Die Abläufe sind streng geregelt. Der Gast hat etwa 20 Minuten für seine Rede, wobei aber auch niemand unterbrochen wird, wenn er sich nicht daran hält. Die europäischen Regierungschefs, die nach Straßburg kommen, halten nicht nur eine Rede, sie debattieren. Das heißt, sie reagieren – mehr oder weniger schlagfertig – auf Fragen, Anwürfe, Kritik der Abgeordneten.
Seit einiger Zeit kommen EU-Regierungschefs auch unabhängig vom Ratsvorsitz. Viktor Orbán hat sich zu einer Debatte über Ungarn einfach selbst eingeladen. Frankreichs Präsident Emmanuel Macron oder der niederländische Regierungschef Mark Rutte hatten eine Einladung. Sie kamen, so wie der neue polnische Premier Mateusz Morawiecki, um über ihre Vorstellung der Zukunft der EU zu sprechen. Viele der Besucher stellen das Parlament vor spezielle protokollarische Herausforderungen.

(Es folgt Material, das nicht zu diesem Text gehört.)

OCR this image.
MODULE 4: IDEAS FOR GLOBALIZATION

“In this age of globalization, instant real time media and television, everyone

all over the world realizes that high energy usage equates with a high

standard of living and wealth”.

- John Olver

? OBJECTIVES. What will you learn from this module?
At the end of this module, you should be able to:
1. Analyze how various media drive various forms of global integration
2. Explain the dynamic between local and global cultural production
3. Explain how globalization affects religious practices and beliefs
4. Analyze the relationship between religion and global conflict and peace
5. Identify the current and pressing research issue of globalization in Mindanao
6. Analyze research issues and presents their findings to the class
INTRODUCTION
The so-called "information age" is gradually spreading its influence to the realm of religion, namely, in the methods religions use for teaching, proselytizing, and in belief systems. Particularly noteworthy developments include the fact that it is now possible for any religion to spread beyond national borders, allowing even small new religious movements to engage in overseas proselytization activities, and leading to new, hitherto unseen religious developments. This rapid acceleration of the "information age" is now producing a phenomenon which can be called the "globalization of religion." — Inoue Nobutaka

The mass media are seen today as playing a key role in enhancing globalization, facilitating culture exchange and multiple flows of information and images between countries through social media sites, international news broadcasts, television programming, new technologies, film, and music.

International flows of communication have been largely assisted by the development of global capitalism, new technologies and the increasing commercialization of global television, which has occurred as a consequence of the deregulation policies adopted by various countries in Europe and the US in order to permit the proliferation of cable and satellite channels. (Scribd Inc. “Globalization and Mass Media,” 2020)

Denn Staats- oder Regierungschefs kleiner oder besonders ferner Länder locken nicht so viele Abgeordnete in den Saal wie etwa Macron. Ein fast leerer Saal wird natürlich leicht als Unhöflichkeit empfunden. Doch die Parlamentarier können schwer hineingezwungen werden. Als Maltas Premier Joseph Muscat zum Abschluss der maltesischen EU-Präsidentschaft sprach, waren die Reihen so leer, dass Kommissionspräsident Juncker der Kragen platzte: Das Parlament sei „lächerlich“, sagte er, entschuldigte sich später aber. Beim Auftritt von Kanzler Sebastian Kurz, bei dem es ebenfalls zu drei Vierteln leer war, deutete er seinen Unmut nur indirekt an. Er werde nicht aussprechen, was er sich angesichts des leeren Saals denke, denn die wenigen Anwesenden wüssten es ohnehin, meinte Juncker.
Die größte Ansammlung von Staatschefs im Straßburger Parlament löste übrigens der Tod eines der ihren aus. Für Helmut Kohl gab es erstmals einen Staatsakt.